Quand le gouvernement espagnol fait fi du statut de réfugié

Est-ce parce-ce que les socialistes espagnols veulent rendre un dernier service au Maroc avant de quitter le pouvoir ou veulent-ils prouver à nouveau leur détermination en matière de coopération antiterroriste quitte à agir à l’aveuglette? Toujours est-il que le Conseil des Ministres espagnols a pris, vendredi dernier, sur proposition du ministre de la Justice, Francisco Caamaño, une décision pour le moins surprenante: aller de l’avant avec la procédure d’extradition du marocain Hassan Bakir, 44 ans, réclamé par Rabat.

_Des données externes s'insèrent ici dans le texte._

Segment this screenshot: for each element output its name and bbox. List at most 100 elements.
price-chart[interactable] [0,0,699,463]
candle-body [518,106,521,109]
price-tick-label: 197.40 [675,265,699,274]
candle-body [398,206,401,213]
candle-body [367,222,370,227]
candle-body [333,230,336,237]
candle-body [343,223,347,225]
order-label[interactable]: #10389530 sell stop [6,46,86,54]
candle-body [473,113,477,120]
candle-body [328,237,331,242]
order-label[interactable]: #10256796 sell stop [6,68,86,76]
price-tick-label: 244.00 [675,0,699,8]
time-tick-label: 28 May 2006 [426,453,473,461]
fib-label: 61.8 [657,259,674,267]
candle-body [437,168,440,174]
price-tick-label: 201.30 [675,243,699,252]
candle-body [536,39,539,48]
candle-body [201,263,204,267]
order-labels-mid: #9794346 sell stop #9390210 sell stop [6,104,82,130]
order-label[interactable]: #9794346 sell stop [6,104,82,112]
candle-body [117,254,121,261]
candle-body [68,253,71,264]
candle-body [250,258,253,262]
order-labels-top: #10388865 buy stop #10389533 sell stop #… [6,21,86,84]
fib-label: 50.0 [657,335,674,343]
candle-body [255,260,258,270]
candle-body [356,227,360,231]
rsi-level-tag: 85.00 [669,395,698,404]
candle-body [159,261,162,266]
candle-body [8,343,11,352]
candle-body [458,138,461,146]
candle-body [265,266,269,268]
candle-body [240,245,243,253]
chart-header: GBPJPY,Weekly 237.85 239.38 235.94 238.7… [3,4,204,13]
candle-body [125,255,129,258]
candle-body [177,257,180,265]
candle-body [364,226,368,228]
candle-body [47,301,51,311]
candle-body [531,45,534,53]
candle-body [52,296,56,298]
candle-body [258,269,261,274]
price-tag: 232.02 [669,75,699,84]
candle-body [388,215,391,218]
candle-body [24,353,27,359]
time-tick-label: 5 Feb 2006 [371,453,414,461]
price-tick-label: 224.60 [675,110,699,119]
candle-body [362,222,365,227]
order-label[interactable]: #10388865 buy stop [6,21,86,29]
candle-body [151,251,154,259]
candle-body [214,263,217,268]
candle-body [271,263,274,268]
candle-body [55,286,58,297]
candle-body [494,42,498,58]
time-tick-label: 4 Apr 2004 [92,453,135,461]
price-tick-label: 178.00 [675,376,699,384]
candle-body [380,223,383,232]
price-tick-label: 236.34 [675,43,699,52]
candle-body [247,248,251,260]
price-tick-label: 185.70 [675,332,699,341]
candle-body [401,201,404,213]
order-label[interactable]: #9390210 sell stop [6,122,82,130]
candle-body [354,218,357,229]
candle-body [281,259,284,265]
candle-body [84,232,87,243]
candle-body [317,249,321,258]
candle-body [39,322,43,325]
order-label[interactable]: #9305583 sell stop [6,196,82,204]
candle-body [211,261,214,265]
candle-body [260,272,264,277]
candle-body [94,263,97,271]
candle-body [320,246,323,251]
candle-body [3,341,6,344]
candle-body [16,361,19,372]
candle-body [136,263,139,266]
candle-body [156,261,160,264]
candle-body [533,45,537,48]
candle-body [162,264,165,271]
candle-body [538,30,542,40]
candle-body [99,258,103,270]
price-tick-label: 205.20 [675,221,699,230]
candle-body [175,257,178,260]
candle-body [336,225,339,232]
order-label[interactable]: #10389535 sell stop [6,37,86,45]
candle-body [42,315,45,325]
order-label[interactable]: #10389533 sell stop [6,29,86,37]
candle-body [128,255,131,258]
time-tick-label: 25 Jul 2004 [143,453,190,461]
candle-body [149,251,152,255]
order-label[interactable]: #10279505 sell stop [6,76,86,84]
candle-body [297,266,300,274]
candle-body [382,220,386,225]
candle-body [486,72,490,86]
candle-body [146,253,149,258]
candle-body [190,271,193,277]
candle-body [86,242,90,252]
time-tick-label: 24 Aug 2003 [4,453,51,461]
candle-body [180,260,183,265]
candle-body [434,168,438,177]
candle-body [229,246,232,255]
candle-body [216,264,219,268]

Bakir est exilé aux Pays Bas depuis 2005. Deux ans après il y a obtenu le statut de réfugié politique jusqu’en 2015. Il est professeur à Rotterdam. Aux Pays Bas il a épousé l’algérienne Darid Zouaoui avec qui il a eu deux filles, de 4 ans et 20 mois. La famille habite à Gouda. Avant, de 1985 à 2005, Bakir a vécu en Libye après avoir fui son pays ou la police le recherchait pour son appartenance à la Chabiba Islamia (Jeunesse Islamiste), un mouvement violent en partie encouragé par le ministre de l’Intérieur de l’époque, Driss Basri, pour combattre la gauche. C’est dans ses rangs qu’il a fait le plus de victimes.

Bon nombre d’anciens militants de la Chabiba Islamia occupent aujourd’hui des postes de responsabilité au sein du Parti de la Justice et du Développement (PJD) représenté en force au Parlement de Rabat. Bakir lui-même a négocié son retour au Maroc avec des envoyés du Ministère de l’Intérieur marocain mais ces conversations n’ont pas abouti.

Bakir ne semblait cependant rien craindre de la part du Maroc. La preuve c’est qu’à la mi-juillet il s’est rendu en Espagne, avec toute sa famille, pour y rencontrer des parents à Albacete et pour permettre à sa femme, chercheuse à l’Université de Leiden, de consulter des manuscrits à la Bibliothèque Royale d’El Escorial.

Mal lui en pris. Le 21 juillet dans la nuit la police l’arrêta, devant sa famille, à son hôtel de Madrid, à la demande du Maroc. Elle l’amena à la prison de Soto del Real (Madrid) d’où il sortit au bout d’une semaine. Depuis il est en situation de liberté provisoire avec obligation de se présenter régulièrement à la police.

L’Ambassade des Pays Bas à Madrid et la délégation du Haut-Commissariat aux Réfugiés des Nations Unies (HCR) confirment que Bakir a le statut de réfugié. Ils ont même pris la peine de s’adresser au juge d’instruction de l’Audience Nationale, la plus haute instance pénale espagnole, pour le lui signifier. Rien que pour cette raison Bakir n’est pas extradable. Le procureur adscrit à ce juge d’instruction a d’ailleurs voulu classer l’affaire.

« Le Conseil des Ministres aurait dû renoncer à continuer la procédure d’extradition », insiste Julia Alonso, l’avocate de Bakir. Le bureau madrilène du HCR tient le même discours. Le gouvernement ne les a pas suivi. C’est maintenant l’Audience Nationale qui doit se dire si Bakir est extradable mais, en dernier ressort, c’est à nouveau le Conseil des Ministres qui aura le dernier mot.

Dans ses attendus le Conseil des Ministres précise que Bakir « a été condamné » para la Justice marocaine « pour son appartenance à une organisation secrète dont l’objectif est de commettre des actes terroristes ». « Cette condamnation se fonde sur la déclaration d’un voisin à qui Bakir a communiqué son affiliation à cette organisation et lui a aidé à en faire partie ». « Ce voisin fut arrêté en 1985 » à Oujda « quand il transportait des armes et des explosifs ».

Ces justifications gouvernementales constituent une nouvelle surprise. Bakir a été condamné à mort par contumace, ce que le Conseil des Ministres espagnols oublie de rappeler. L’Espagne n’extrade pas les condamnés à la peine capitale. Qui plus est- il a été condamné il y a 26 ans, au beau milieu des « années de plomb » du règne de Hassan II, quand la justice marocaine était davantage aux ordres du pouvoir exécutif. A travers l’Instance Equité et Réconciliation (IER) les marocains ont d’ailleurs révisé cette période de leur histoire.

A toutes ces raisons Eric Goldstein, directeur adjoint de Human Rights Watch pour l’Afrique du Nord, en ajoute une autre pour demander à l’Espagne de refuser l’extradition : « Bakir risque d’être torturé et son procès risque d’être inéquitable ». « Les Pays Bas doivent faire pression sur l’Espagne » pour qu’il puisse rentrer chez lui.